BehaviourIt’s kind of hard to come to terms with the words we need to use because all of the words already have a meaning to people. For instance, it makes no sense to call gambling a drug because it’s obviously a behaviour. To call taking cocaine a behaviour is confusing because it mixes up the drug with the action of taking it. So we need to come up with a word that means, in essence, stuff that releases dopamine. Science already has a term for that in behavioural psychology. The word is “reinforcer.” Reinforcer doesn’t really do it for me, but if you like that word for what we’re talking about, I can live with it. My problem is that for behavioural scientists it brings up the idea that the person is normal and that no illness exists. The word I like better is “reward.” A reward causes dopamine to be released in the reward center of the brain. It doesn’t tell us if the reward comes from outside or inside, and it doesn’t tell us if the person is ill or well. It’s just a reward.

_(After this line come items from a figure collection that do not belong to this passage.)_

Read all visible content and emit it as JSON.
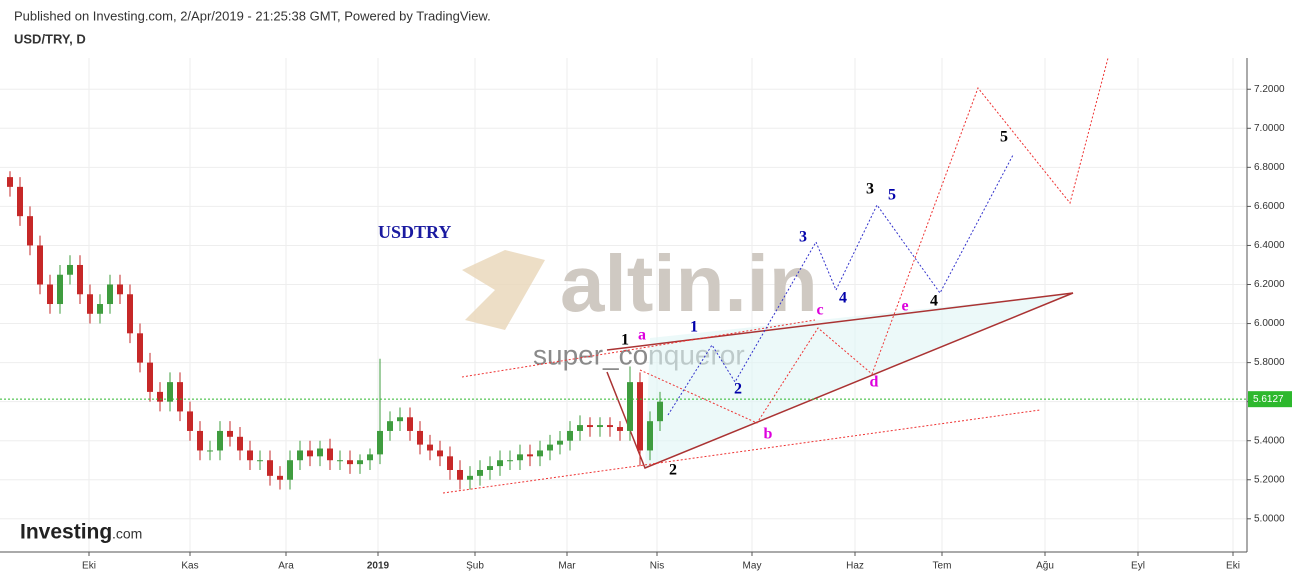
{
  "chart_data": {
    "type": "candlestick",
    "header": "Published on Investing.com, 2/Apr/2019 - 21:25:38 GMT, Powered by TradingView.",
    "title": "USD/TRY, D",
    "symbol_label": "USDTRY",
    "watermark": "altin.in",
    "watermark_user": "super_conqueror",
    "logo": "Investing",
    "logo_suffix": ".com",
    "open": [
      6.75,
      6.7,
      6.55,
      6.4,
      6.2,
      6.1,
      6.25,
      6.3,
      6.15,
      6.05,
      6.1,
      6.2,
      6.15,
      5.95,
      5.8,
      5.65,
      5.6,
      5.7,
      5.55,
      5.45,
      5.35,
      5.35,
      5.45,
      5.42,
      5.35,
      5.3,
      5.3,
      5.22,
      5.2,
      5.3,
      5.35,
      5.32,
      5.36,
      5.3,
      5.3,
      5.28,
      5.3,
      5.33,
      5.45,
      5.5,
      5.52,
      5.45,
      5.38,
      5.35,
      5.32,
      5.25,
      5.2,
      5.22,
      5.25,
      5.27,
      5.3,
      5.3,
      5.33,
      5.32,
      5.35,
      5.38,
      5.4,
      5.45,
      5.48,
      5.47,
      5.48,
      5.47,
      5.45,
      5.7,
      5.35,
      5.5
    ],
    "high": [
      6.78,
      6.75,
      6.6,
      6.45,
      6.25,
      6.3,
      6.35,
      6.35,
      6.2,
      6.15,
      6.25,
      6.25,
      6.2,
      6.0,
      5.85,
      5.7,
      5.75,
      5.75,
      5.6,
      5.5,
      5.4,
      5.5,
      5.5,
      5.47,
      5.4,
      5.35,
      5.35,
      5.27,
      5.35,
      5.4,
      5.4,
      5.4,
      5.41,
      5.35,
      5.35,
      5.33,
      5.36,
      5.82,
      5.55,
      5.57,
      5.57,
      5.5,
      5.43,
      5.4,
      5.37,
      5.3,
      5.27,
      5.3,
      5.32,
      5.35,
      5.35,
      5.38,
      5.38,
      5.4,
      5.43,
      5.45,
      5.5,
      5.53,
      5.52,
      5.52,
      5.52,
      5.5,
      5.78,
      5.75,
      5.55,
      5.65
    ],
    "low": [
      6.65,
      6.5,
      6.35,
      6.15,
      6.05,
      6.05,
      6.2,
      6.1,
      6.0,
      6.0,
      6.05,
      6.1,
      5.9,
      5.75,
      5.6,
      5.55,
      5.55,
      5.5,
      5.4,
      5.3,
      5.3,
      5.3,
      5.37,
      5.3,
      5.25,
      5.25,
      5.17,
      5.15,
      5.15,
      5.25,
      5.27,
      5.27,
      5.25,
      5.25,
      5.23,
      5.23,
      5.25,
      5.28,
      5.4,
      5.45,
      5.4,
      5.33,
      5.3,
      5.27,
      5.2,
      5.15,
      5.15,
      5.17,
      5.2,
      5.22,
      5.25,
      5.25,
      5.27,
      5.27,
      5.3,
      5.33,
      5.35,
      5.4,
      5.42,
      5.42,
      5.42,
      5.4,
      5.4,
      5.27,
      5.3,
      5.45
    ],
    "close": [
      6.7,
      6.55,
      6.4,
      6.2,
      6.1,
      6.25,
      6.3,
      6.15,
      6.05,
      6.1,
      6.2,
      6.15,
      5.95,
      5.8,
      5.65,
      5.6,
      5.7,
      5.55,
      5.45,
      5.35,
      5.35,
      5.45,
      5.42,
      5.35,
      5.3,
      5.3,
      5.22,
      5.2,
      5.3,
      5.35,
      5.32,
      5.36,
      5.3,
      5.3,
      5.28,
      5.3,
      5.33,
      5.45,
      5.5,
      5.52,
      5.45,
      5.38,
      5.35,
      5.32,
      5.25,
      5.2,
      5.22,
      5.25,
      5.27,
      5.3,
      5.3,
      5.33,
      5.32,
      5.35,
      5.38,
      5.4,
      5.45,
      5.48,
      5.47,
      5.48,
      5.47,
      5.45,
      5.7,
      5.35,
      5.5,
      5.6
    ],
    "up_color": "#3f9c3f",
    "down_color": "#c62828",
    "last_price": 5.6127,
    "last_price_color": "#2db82d",
    "xlim": [
      -1,
      123.7
    ],
    "xticks": [
      {
        "value": 7.9,
        "label": "Eki"
      },
      {
        "value": 18,
        "label": "Kas"
      },
      {
        "value": 27.6,
        "label": "Ara"
      },
      {
        "value": 36.8,
        "label": "2019"
      },
      {
        "value": 46.5,
        "label": "Şub"
      },
      {
        "value": 55.7,
        "label": "Mar"
      },
      {
        "value": 64.7,
        "label": "Nis"
      },
      {
        "value": 74.2,
        "label": "May"
      },
      {
        "value": 84.5,
        "label": "Haz"
      },
      {
        "value": 93.2,
        "label": "Tem"
      },
      {
        "value": 103.5,
        "label": "Ağu"
      },
      {
        "value": 112.8,
        "label": "Eyl"
      },
      {
        "value": 122.3,
        "label": "Eki"
      }
    ],
    "ylim": [
      4.83,
      7.36
    ],
    "yticks": [
      {
        "value": 5,
        "label": "5.0000"
      },
      {
        "value": 5.2,
        "label": "5.2000"
      },
      {
        "value": 5.4,
        "label": "5.4000"
      },
      {
        "value": 5.6,
        "label": "5.6000"
      },
      {
        "value": 5.8,
        "label": "5.8000"
      },
      {
        "value": 6,
        "label": "6.0000"
      },
      {
        "value": 6.2,
        "label": "6.2000"
      },
      {
        "value": 6.4,
        "label": "6.4000"
      },
      {
        "value": 6.6,
        "label": "6.6000"
      },
      {
        "value": 6.8,
        "label": "6.8000"
      },
      {
        "value": 7,
        "label": "7.0000"
      },
      {
        "value": 7.2,
        "label": "7.2000"
      }
    ],
    "grid": true,
    "wave_labels": [
      "1",
      "a",
      "1",
      "2",
      "b",
      "3",
      "c",
      "4",
      "d",
      "3",
      "5",
      "e",
      "4",
      "5",
      "2"
    ]
  }
}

Now, we can see that if people have normal reward systems and get normal reward from normal life, there is no need for other external reward inputs. However, if someone doesn’t have a normal reward system and needs a specific behaviour or drug to feel normal reward, then we will see their focus concentrate on that useful reward.

It might be helpful to know what sort of things give us a reward signal. For people with addiction these things can become compulsive. These include alcohol and drugs, of course, including nicotine. As well there is food and sex. Interestingly, novel stimuli also work and that would include 30 new images every second like TV or a video game. While I believe addiction is a single disease, people point out to me all the time the differences between addicts such as cocaine addicts and compulsive overeaters: “You don’t see people grinding up hamburger and injecting it,” they say with a smile to tell me how wrong I am. The difference is that different drugs and behaviours effect the reward system through different mechanisms. For instance, cocaine works directly in the MFB to block the reuptake of dopamine (it blocks the vacuum cleaner raising the dopamine level) while food works through several different sensory mechanisms to release dopamine.